Of course, organizations wish to analyze data to enhance their processes, services, etc. so there’s a balance to be struck.
Researchers are currently looking into ways of protecting privacy while allowing large-scale analysis of data.
Apple and Microsoft are two IT giants who are currently conducting research into differential privacy. This approach adds mathematical noise to an individual’s data, but enables the data set as a whole to be mined in search of overall patterns. Apple has said they are already deploying this technology in iOS 10.
Another interesting area of research is homomorphic encryption. This allows analyses to be performed on encrypted data, so data scientists don’t need access to the underlying identifiable data. Unfortunately, it’s currently many orders of magnitude slower to analyze encrypted data when compared to working with raw data. But it’s early days.
In a perimeter-based security model, mission-critical applications are all kept inside the secure network and the bad people are kept outside the secure network.
This is a common security model in big data installations as big data security tools are lacking and network security people aren’t necessarily familiar with the specific requirements of security big data systems.
The problem with perimeter-based security is that it relies on the perimeter remaining secure which, as we all know, is a article of faith. And, the assumption that all the bad people are outside of the secure network is a bold one.
The popularity of NoSQL data stores has surged in recent years. MongoDB is currently (October 2016) the fourth most popular database engine.
NoSQL databases are often deployed as part of big data installations as they have properties that are helpful in managing and analyzing large data sets.
However, there are challenges with securing NoSQL databases. Most of the effort put into these databases has been on providing features. The market is growing fast, so vendors are busy responding to the emerging needs of their customers. Until recently, security has not been a priority for many of these products.
To be fair, many NoSQL products have key security features, but these are compromised by permissive default options, or lack of knowledge about how to configure them effectively. Relational databases are very mature, and security has long been a critical component of the feature set. There are also auditing tools, checklists and training courses available for those wishing to harden their SQL Server, Oracle or MySQL installations.
The NoSQL security story will get better quickly, but, for now, care must be taken to ensure the data they hold is adequately protected.
Big data deployments tend to be a mosaic of emerging open source tools. Also, by their very nature, single applications are distributed across multiple physical machines (i.e. the cluster).
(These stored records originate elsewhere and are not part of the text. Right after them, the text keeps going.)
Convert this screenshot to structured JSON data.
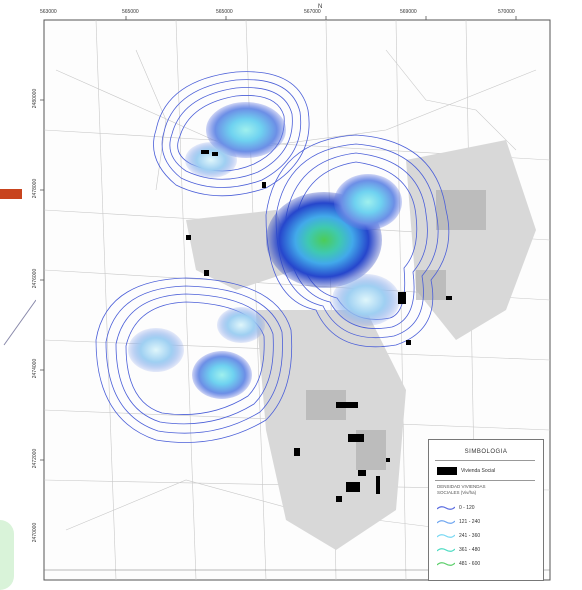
{
  "page": {
    "accent_color": "#c8441e"
  },
  "map": {
    "top_ticks": [
      "563000",
      "565000",
      "565000",
      "567000",
      "569000",
      "570000"
    ],
    "bottom_ticks": [
      "",
      "",
      "",
      "",
      "",
      ""
    ],
    "left_ticks": [
      "2480000",
      "2478000",
      "2476000",
      "2474000",
      "2472000",
      "2470000"
    ],
    "right_ticks": [
      "",
      "",
      "",
      "",
      "",
      ""
    ],
    "north_mark": "N"
  },
  "legend": {
    "title": "SIMBOLOGIA",
    "box_label": "Vivienda Social",
    "hint_line1": "DENSIDAD VIVIENDAS",
    "hint_line2": "SOCIALES (Viv/ha)",
    "ranges": [
      {
        "label": "0 - 120",
        "color": "#5b6de0"
      },
      {
        "label": "121 - 240",
        "color": "#6fa6f0"
      },
      {
        "label": "241 - 360",
        "color": "#79d8f3"
      },
      {
        "label": "361 - 480",
        "color": "#4fdcc3"
      },
      {
        "label": "481 - 600",
        "color": "#5ccf6b"
      }
    ]
  }
}
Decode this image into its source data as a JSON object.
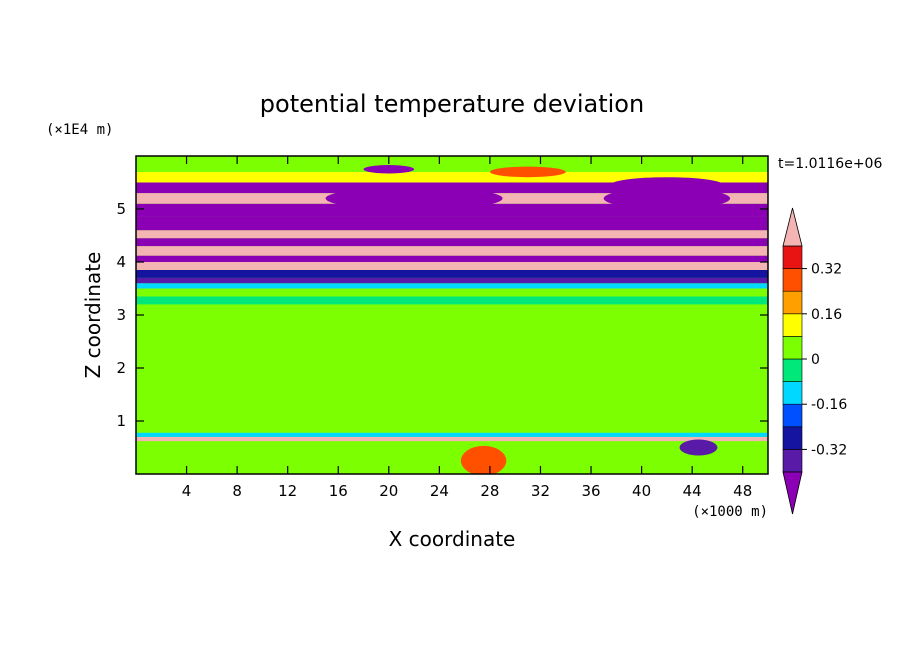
{
  "chart_data": {
    "type": "heatmap",
    "title": "potential temperature deviation",
    "xlabel": "X coordinate",
    "ylabel": "Z coordinate",
    "x_unit": "(×1000 m)",
    "y_unit": "(×1E4 m)",
    "time_label": "t=1.0116e+06",
    "xlim": [
      0,
      50
    ],
    "ylim": [
      0,
      6
    ],
    "x_ticks": [
      4,
      8,
      12,
      16,
      20,
      24,
      28,
      32,
      36,
      40,
      44,
      48
    ],
    "y_ticks": [
      1,
      2,
      3,
      4,
      5
    ],
    "colorbar": {
      "levels": [
        -0.4,
        -0.32,
        -0.24,
        -0.16,
        -0.08,
        0,
        0.08,
        0.16,
        0.24,
        0.32,
        0.4
      ],
      "tick_labels": [
        "0.32",
        "0.16",
        "0",
        "-0.16",
        "-0.32"
      ],
      "tick_values": [
        0.32,
        0.16,
        0,
        -0.16,
        -0.32
      ],
      "colors": [
        "#8b00b4",
        "#5a1aa8",
        "#1414a0",
        "#0050ff",
        "#00d8ff",
        "#00e87a",
        "#7cff00",
        "#ffff00",
        "#ffa000",
        "#ff5000",
        "#e81414",
        "#f4b4b4"
      ],
      "extend": "both"
    },
    "bands": [
      {
        "z": [
          0.0,
          0.55
        ],
        "value": 0.0
      },
      {
        "z": [
          0.55,
          0.62
        ],
        "value": 0.04
      },
      {
        "z": [
          0.62,
          0.7
        ],
        "value": 0.44
      },
      {
        "z": [
          0.7,
          0.78
        ],
        "value": -0.12
      },
      {
        "z": [
          0.78,
          1.0
        ],
        "value": 0.0
      },
      {
        "z": [
          1.0,
          3.2
        ],
        "value": 0.04
      },
      {
        "z": [
          3.2,
          3.35
        ],
        "value": -0.06
      },
      {
        "z": [
          3.35,
          3.5
        ],
        "value": 0.02
      },
      {
        "z": [
          3.5,
          3.6
        ],
        "value": -0.1
      },
      {
        "z": [
          3.6,
          3.7
        ],
        "value": -0.36
      },
      {
        "z": [
          3.7,
          3.85
        ],
        "value": -0.28
      },
      {
        "z": [
          3.85,
          4.0
        ],
        "value": 0.44
      },
      {
        "z": [
          4.0,
          4.12
        ],
        "value": -0.44
      },
      {
        "z": [
          4.12,
          4.3
        ],
        "value": 0.44
      },
      {
        "z": [
          4.3,
          4.45
        ],
        "value": -0.44
      },
      {
        "z": [
          4.45,
          4.6
        ],
        "value": 0.44
      },
      {
        "z": [
          4.6,
          4.85
        ],
        "value": -0.44
      },
      {
        "z": [
          4.85,
          5.1
        ],
        "value": -0.44
      },
      {
        "z": [
          5.1,
          5.3
        ],
        "value": 0.44
      },
      {
        "z": [
          5.3,
          5.5
        ],
        "value": -0.44
      },
      {
        "z": [
          5.5,
          5.7
        ],
        "value": 0.1
      },
      {
        "z": [
          5.7,
          6.0
        ],
        "value": 0.0
      }
    ],
    "features": [
      {
        "type": "blob",
        "x": 27.5,
        "z": 0.25,
        "rx": 1.8,
        "rz": 0.28,
        "value": 0.3
      },
      {
        "type": "blob",
        "x": 44.5,
        "z": 0.5,
        "rx": 1.5,
        "rz": 0.15,
        "value": -0.36
      },
      {
        "type": "blob",
        "x": 22,
        "z": 5.2,
        "rx": 7,
        "rz": 0.22,
        "value": -0.44
      },
      {
        "type": "blob",
        "x": 42,
        "z": 5.2,
        "rx": 5,
        "rz": 0.2,
        "value": -0.44
      },
      {
        "type": "blob",
        "x": 42,
        "z": 5.45,
        "rx": 4.5,
        "rz": 0.15,
        "value": -0.44
      },
      {
        "type": "blob",
        "x": 20,
        "z": 5.75,
        "rx": 2,
        "rz": 0.08,
        "value": -0.44
      },
      {
        "type": "blob",
        "x": 31,
        "z": 5.7,
        "rx": 3,
        "rz": 0.1,
        "value": 0.3
      }
    ]
  }
}
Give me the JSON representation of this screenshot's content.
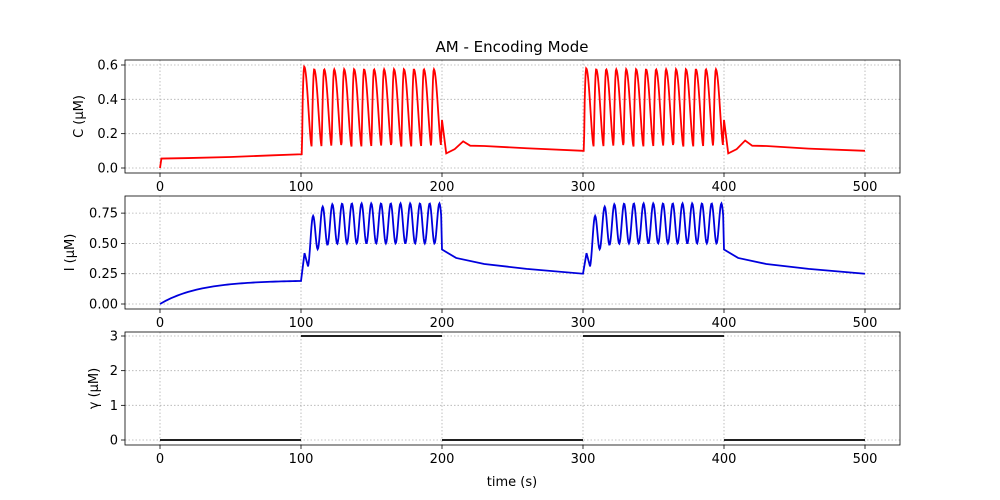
{
  "chart_data": {
    "type": "line",
    "title": "AM - Encoding Mode",
    "xlabel": "time (s)",
    "xlim": [
      0,
      500
    ],
    "x_ticks": [
      "0",
      "100",
      "200",
      "300",
      "400",
      "500"
    ],
    "grid": true,
    "panels": [
      {
        "ylabel": "C (μM)",
        "ylim": [
          0,
          0.6
        ],
        "y_ticks": [
          "0.0",
          "0.2",
          "0.4",
          "0.6"
        ],
        "color": "#ff0000",
        "series": {
          "baseline": [
            [
              0,
              0
            ],
            [
              1,
              0.055
            ],
            [
              20,
              0.058
            ],
            [
              50,
              0.064
            ],
            [
              80,
              0.074
            ],
            [
              100,
              0.08
            ]
          ],
          "oscillation_windows": [
            [
              101,
              199
            ],
            [
              301,
              399
            ]
          ],
          "oscillation_period": 6.9,
          "oscillation_peak": 0.575,
          "first_peak": 0.59,
          "oscillation_trough": 0.125,
          "recovery": [
            [
              200,
              0.28
            ],
            [
              203,
              0.085
            ],
            [
              209,
              0.11
            ],
            [
              215,
              0.155
            ],
            [
              220,
              0.13
            ],
            [
              230,
              0.128
            ],
            [
              260,
              0.115
            ],
            [
              300,
              0.1
            ]
          ],
          "recovery2": [
            [
              400,
              0.28
            ],
            [
              403,
              0.085
            ],
            [
              409,
              0.11
            ],
            [
              415,
              0.16
            ],
            [
              420,
              0.13
            ],
            [
              430,
              0.128
            ],
            [
              460,
              0.113
            ],
            [
              500,
              0.1
            ]
          ]
        }
      },
      {
        "ylabel": "I (μM)",
        "ylim": [
          0,
          0.85
        ],
        "y_ticks": [
          "0.00",
          "0.25",
          "0.50",
          "0.75"
        ],
        "color": "#0000dd",
        "series": {
          "rise_end": 0.19,
          "first_peak": 0.42,
          "first_trough": 0.31,
          "oscillation_windows": [
            [
              101,
              199
            ],
            [
              301,
              399
            ]
          ],
          "oscillation_period": 6.9,
          "oscillation_peak": 0.83,
          "oscillation_trough": 0.5,
          "decay": [
            [
              200,
              0.45
            ],
            [
              210,
              0.38
            ],
            [
              230,
              0.33
            ],
            [
              260,
              0.29
            ],
            [
              300,
              0.25
            ]
          ],
          "decay2": [
            [
              400,
              0.45
            ],
            [
              410,
              0.38
            ],
            [
              430,
              0.33
            ],
            [
              460,
              0.29
            ],
            [
              500,
              0.25
            ]
          ]
        }
      },
      {
        "ylabel": "γ (μM)",
        "ylim": [
          0,
          3
        ],
        "y_ticks": [
          "0",
          "1",
          "2",
          "3"
        ],
        "color": "#000000",
        "series": {
          "segments": [
            {
              "x": [
                0,
                100
              ],
              "y": 0
            },
            {
              "x": [
                100,
                200
              ],
              "y": 3
            },
            {
              "x": [
                200,
                300
              ],
              "y": 0
            },
            {
              "x": [
                300,
                400
              ],
              "y": 3
            },
            {
              "x": [
                400,
                500
              ],
              "y": 0
            }
          ]
        }
      }
    ]
  }
}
This makes configuration management particularly challenging.
The configuration in a production big data analytics cluster is often spread across numerous, incompatible XML, JSON and text files. A further complication is that when new machines are added to a cluster they must be set up, patched and configured so that they don’t create a security hole.
As organizations start to express concerns about the security of their big data (e.g. Hadoop) deployments, tools like Apache Ranger are appearing in an attempt to address the current vacuum.